It Can’t Be A Good Idea If You Agree With Me
April 4, 2012
As originally publish in the New Hampshire Union Leader
Good public policy can be boring and complicated. It often gets in the way of a good political argument. All too often, we support or oppose ideas because of who sponsored them not what they are. It’s a lot easier and stops us from having to think too much.
The evil twins who run the world from the right and the left are apparently named Koch and Soros. You may recall two years ago when then-chairman of the House Ways and Means committee Rep. Susan Almy was roundly castigated because she had a hearing on taxes in New Hampshire and one of the national speakers was from a group funded in part by the left wing billionaire George Soros.
At the time, I protested the protesters arguing that it was sensible that the tax committee of the House might actually discuss taxes. Further, the agenda was by any measurement balanced not just because it included me (although isn’t that enough?) but because the other two speakers were from a center-right think tank (the Tax Foundation) and the solidly conservative legislative foundation ALEC (yes, the good liberal Susan Almy brought the evil conservative ALEC to New Hampshire).
But for some, debate is unhealthy and instead the taint of Mr. Soros demanded anyone infected not be allowed to be heard. The conservative paranoia about Mr. Soros has a counterpart this year in liberal caterwauling about the chimerical Koch brothers.

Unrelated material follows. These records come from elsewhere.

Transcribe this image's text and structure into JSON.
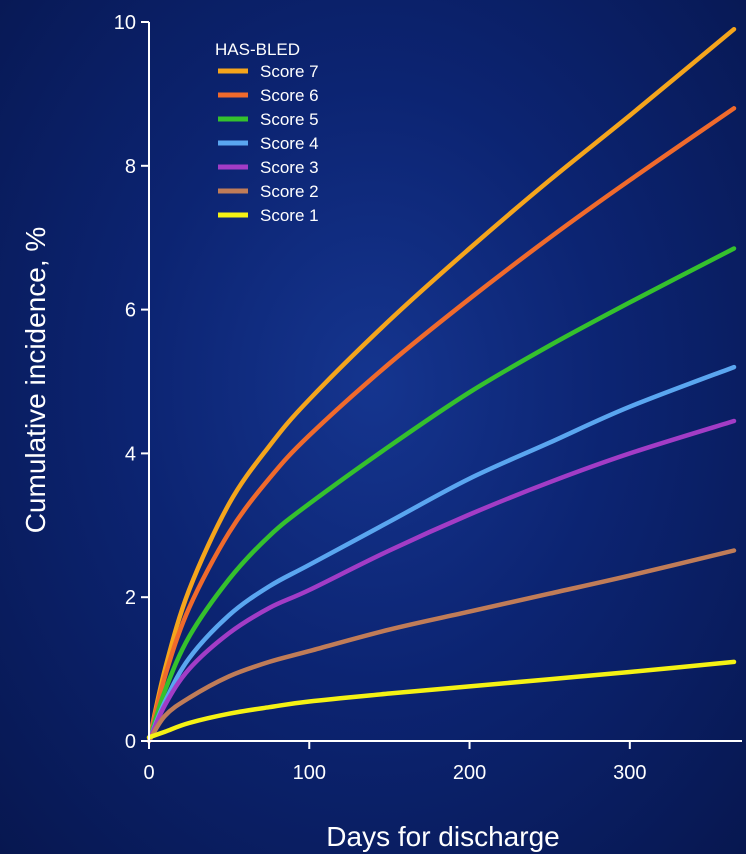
{
  "chart_data": {
    "type": "line",
    "title": "",
    "xlabel": "Days for discharge",
    "ylabel": "Cumulative incidence, %",
    "xlim": [
      0,
      370
    ],
    "ylim": [
      0,
      10
    ],
    "x_ticks": [
      0,
      100,
      200,
      300
    ],
    "y_ticks": [
      0,
      2,
      4,
      6,
      8,
      10
    ],
    "grid": false,
    "legend": {
      "title": "HAS-BLED",
      "position": "top-left"
    },
    "x": [
      0,
      10,
      25,
      50,
      75,
      100,
      150,
      200,
      250,
      300,
      365
    ],
    "series": [
      {
        "name": "Score 7",
        "color": "#f5a51c",
        "values": [
          0.0,
          1.0,
          2.1,
          3.3,
          4.1,
          4.75,
          5.85,
          6.85,
          7.8,
          8.7,
          9.9
        ]
      },
      {
        "name": "Score 6",
        "color": "#f06a2c",
        "values": [
          0.0,
          0.9,
          1.85,
          2.9,
          3.65,
          4.25,
          5.25,
          6.15,
          7.0,
          7.8,
          8.8
        ]
      },
      {
        "name": "Score 5",
        "color": "#35c12d",
        "values": [
          0.0,
          0.7,
          1.45,
          2.25,
          2.85,
          3.3,
          4.1,
          4.85,
          5.5,
          6.1,
          6.85
        ]
      },
      {
        "name": "Score 4",
        "color": "#5aa6f0",
        "values": [
          0.0,
          0.55,
          1.15,
          1.75,
          2.15,
          2.45,
          3.05,
          3.65,
          4.15,
          4.65,
          5.2
        ]
      },
      {
        "name": "Score 3",
        "color": "#a23cc6",
        "values": [
          0.0,
          0.5,
          1.0,
          1.5,
          1.85,
          2.1,
          2.65,
          3.15,
          3.6,
          4.0,
          4.45
        ]
      },
      {
        "name": "Score 2",
        "color": "#c07c58",
        "values": [
          0.0,
          0.35,
          0.6,
          0.9,
          1.1,
          1.25,
          1.55,
          1.8,
          2.05,
          2.3,
          2.65
        ]
      },
      {
        "name": "Score 1",
        "color": "#f5f214",
        "values": [
          0.05,
          0.13,
          0.25,
          0.38,
          0.47,
          0.55,
          0.66,
          0.76,
          0.86,
          0.96,
          1.1
        ]
      }
    ]
  }
}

Ideas are neither good nor bad. Debating them isn’t worth the time of your opponents. Instead, they need to create a bogeyman whose specter makes argument superfluous. I don’t need to explain that this is a bad idea. I merely have to utter the magic words Soros/Koch and all is explained.
I, for example, am accused regularly of being a puppet of the Koch brothers –unfortunately without the mitigating effect of actual donations from them. I’m thinking of applying for a grant by asking them “if I get accused of being your tool enough, shouldn’t we give in to what everyone wants? Please?”

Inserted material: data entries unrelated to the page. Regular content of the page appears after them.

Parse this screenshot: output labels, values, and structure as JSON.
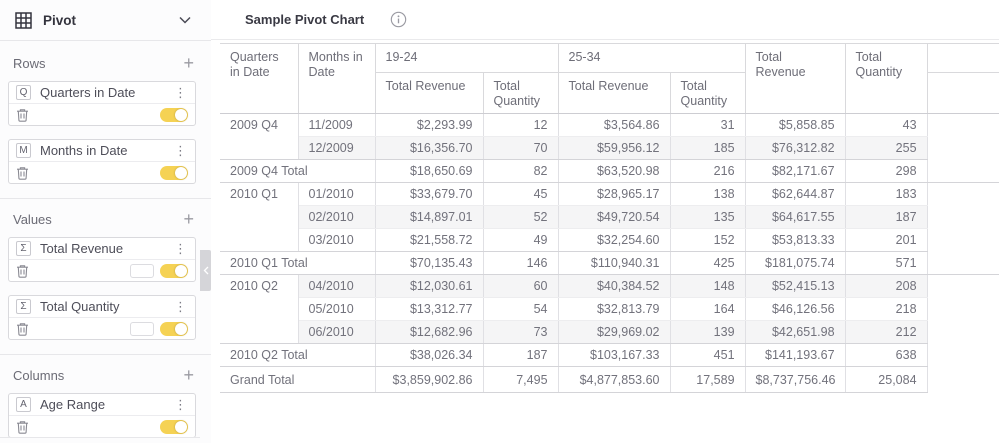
{
  "sidebar": {
    "title": "Pivot",
    "sections": [
      {
        "label": "Rows",
        "fields": [
          {
            "badge": "Q",
            "label": "Quarters in Date",
            "pill": false,
            "toggle_on": true
          },
          {
            "badge": "M",
            "label": "Months in Date",
            "pill": false,
            "toggle_on": true
          }
        ]
      },
      {
        "label": "Values",
        "fields": [
          {
            "badge": "Σ",
            "label": "Total Revenue",
            "pill": true,
            "toggle_on": true
          },
          {
            "badge": "Σ",
            "label": "Total Quantity",
            "pill": true,
            "toggle_on": true
          }
        ]
      },
      {
        "label": "Columns",
        "fields": [
          {
            "badge": "A",
            "label": "Age Range",
            "pill": false,
            "toggle_on": true
          }
        ]
      }
    ]
  },
  "main": {
    "title": "Sample Pivot Chart"
  },
  "colors": {
    "toggle_on": "#f5d254"
  },
  "chart_data": {
    "type": "table",
    "title": "Sample Pivot Chart",
    "row_headers": [
      "Quarters in Date",
      "Months in Date"
    ],
    "column_groups": [
      {
        "label": "19-24",
        "columns": [
          "Total Revenue",
          "Total Quantity"
        ]
      },
      {
        "label": "25-34",
        "columns": [
          "Total Revenue",
          "Total Quantity"
        ]
      },
      {
        "label": "Total Revenue"
      },
      {
        "label": "Total Quantity"
      }
    ],
    "rows": [
      {
        "type": "month",
        "quarter": "2009 Q4",
        "month": "11/2009",
        "values": [
          "$2,293.99",
          "12",
          "$3,564.86",
          "31",
          "$5,858.85",
          "43"
        ],
        "striped": false,
        "group_end": false
      },
      {
        "type": "month",
        "quarter": "",
        "month": "12/2009",
        "values": [
          "$16,356.70",
          "70",
          "$59,956.12",
          "185",
          "$76,312.82",
          "255"
        ],
        "striped": true,
        "group_end": true
      },
      {
        "type": "total",
        "label": "2009 Q4 Total",
        "values": [
          "$18,650.69",
          "82",
          "$63,520.98",
          "216",
          "$82,171.67",
          "298"
        ],
        "trail": true
      },
      {
        "type": "month",
        "quarter": "2010 Q1",
        "month": "01/2010",
        "values": [
          "$33,679.70",
          "45",
          "$28,965.17",
          "138",
          "$62,644.87",
          "183"
        ],
        "striped": false,
        "group_end": false
      },
      {
        "type": "month",
        "quarter": "",
        "month": "02/2010",
        "values": [
          "$14,897.01",
          "52",
          "$49,720.54",
          "135",
          "$64,617.55",
          "187"
        ],
        "striped": true,
        "group_end": false
      },
      {
        "type": "month",
        "quarter": "",
        "month": "03/2010",
        "values": [
          "$21,558.72",
          "49",
          "$32,254.60",
          "152",
          "$53,813.33",
          "201"
        ],
        "striped": false,
        "group_end": true
      },
      {
        "type": "total",
        "label": "2010 Q1 Total",
        "values": [
          "$70,135.43",
          "146",
          "$110,940.31",
          "425",
          "$181,075.74",
          "571"
        ],
        "trail": true
      },
      {
        "type": "month",
        "quarter": "2010 Q2",
        "month": "04/2010",
        "values": [
          "$12,030.61",
          "60",
          "$40,384.52",
          "148",
          "$52,415.13",
          "208"
        ],
        "striped": true,
        "group_end": false
      },
      {
        "type": "month",
        "quarter": "",
        "month": "05/2010",
        "values": [
          "$13,312.77",
          "54",
          "$32,813.79",
          "164",
          "$46,126.56",
          "218"
        ],
        "striped": false,
        "group_end": false
      },
      {
        "type": "month",
        "quarter": "",
        "month": "06/2010",
        "values": [
          "$12,682.96",
          "73",
          "$29,969.02",
          "139",
          "$42,651.98",
          "212"
        ],
        "striped": true,
        "group_end": true
      },
      {
        "type": "total",
        "label": "2010 Q2 Total",
        "values": [
          "$38,026.34",
          "187",
          "$103,167.33",
          "451",
          "$141,193.67",
          "638"
        ],
        "trail": false
      },
      {
        "type": "grand",
        "label": "Grand Total",
        "values": [
          "$3,859,902.86",
          "7,495",
          "$4,877,853.60",
          "17,589",
          "$8,737,756.46",
          "25,084"
        ],
        "trail": false
      }
    ]
  }
}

In reality, it’s a compliment or would be if any of the accusers were sensible people. People confident in their ideas debate them. Those who merely don’t like “people like you” can’t debate ideas so they resort to silly attacks.
Unfortunately, this doesn’t further public policy, solve the problems of the day, or improve anyone’s life. It does, however, make for good entertainment. Cable “news” channels (and let’s be honest, they’re all more or less the same) excel in these substance free arguments.

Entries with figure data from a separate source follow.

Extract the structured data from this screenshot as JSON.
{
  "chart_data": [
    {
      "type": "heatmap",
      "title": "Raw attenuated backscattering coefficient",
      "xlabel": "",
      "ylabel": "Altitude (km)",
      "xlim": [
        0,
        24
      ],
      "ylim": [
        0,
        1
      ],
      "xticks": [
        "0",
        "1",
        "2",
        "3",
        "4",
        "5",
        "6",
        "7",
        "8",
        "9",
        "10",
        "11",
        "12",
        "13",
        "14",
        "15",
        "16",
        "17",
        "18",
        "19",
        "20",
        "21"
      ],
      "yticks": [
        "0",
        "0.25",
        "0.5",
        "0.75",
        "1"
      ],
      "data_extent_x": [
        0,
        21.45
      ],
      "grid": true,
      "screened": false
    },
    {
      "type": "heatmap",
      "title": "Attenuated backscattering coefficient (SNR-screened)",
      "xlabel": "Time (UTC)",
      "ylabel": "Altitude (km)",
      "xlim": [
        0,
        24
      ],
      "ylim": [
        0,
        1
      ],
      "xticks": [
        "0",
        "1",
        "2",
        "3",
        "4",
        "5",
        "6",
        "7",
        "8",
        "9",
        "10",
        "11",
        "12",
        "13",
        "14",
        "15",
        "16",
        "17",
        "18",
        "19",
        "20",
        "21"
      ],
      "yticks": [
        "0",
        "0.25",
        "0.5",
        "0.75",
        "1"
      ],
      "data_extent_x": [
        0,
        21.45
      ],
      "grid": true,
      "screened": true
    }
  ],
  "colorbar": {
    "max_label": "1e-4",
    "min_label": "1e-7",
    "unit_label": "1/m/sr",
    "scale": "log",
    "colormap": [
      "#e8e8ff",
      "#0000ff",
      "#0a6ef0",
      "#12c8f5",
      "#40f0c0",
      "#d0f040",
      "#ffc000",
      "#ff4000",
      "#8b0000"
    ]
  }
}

There is a stepchild of this sort of non-argument. It’s softer but also problematic. We tend to ignore ideas proposed by a political opponent. Proposed by a friend, we might give it the benefit of the doubt and try to work on the details.
An obvious example of this is that the national Democrats respond to any Republican proposal on entitlements as “ending Medicare as we know it.” The ideas may be similar to other proposals by their friends or ones contained in the president’s commission but nothing sells voters like “ending Medicare as we know it.” The analogous attack on the other side is Republican angst about deficits that seemed to have only developed after George Bush left office. Bush deficits, fine. Obama deficits, bad.
There are smaller examples locally but one worth talking about is government reform. Although I have been quite critical of many of Governor Lynch’s fiscal choices, past results are not an indicator of future performance. The governor proposed consolidating 34 state licensing boards into one board of licensure to achieve overhead savings. This is a great idea.
Many conservatives have talked about finding efficiencies in government through combining functions and centralizing back office operating for efficiencies. Instead of 34 separate offices, boards, administrations, bookkeepers, little mini-departments, why not have one? In addition, decisions about which professions need licensing and which don’t are somewhat easier if there isn’t an office depending on it.
But there’s an obstacle. As one advocate of combining offices and merging overhead functions in other parts of state government said to me “but it’s Lynch’s idea.” Apparently, good ideas become bad if they’re proposed by a governor you don’t care for.
The idea is currently hibernating. The Senate gutted the bill and replaced it with something entirely different. I hope they rejected the plan, the perfect embodiment of the narrative under which the majority of them were elected, because they have grave concerns about geologists and practitioners of reflexology each needing their own separate board, staff, and overhead. That’s possible, right?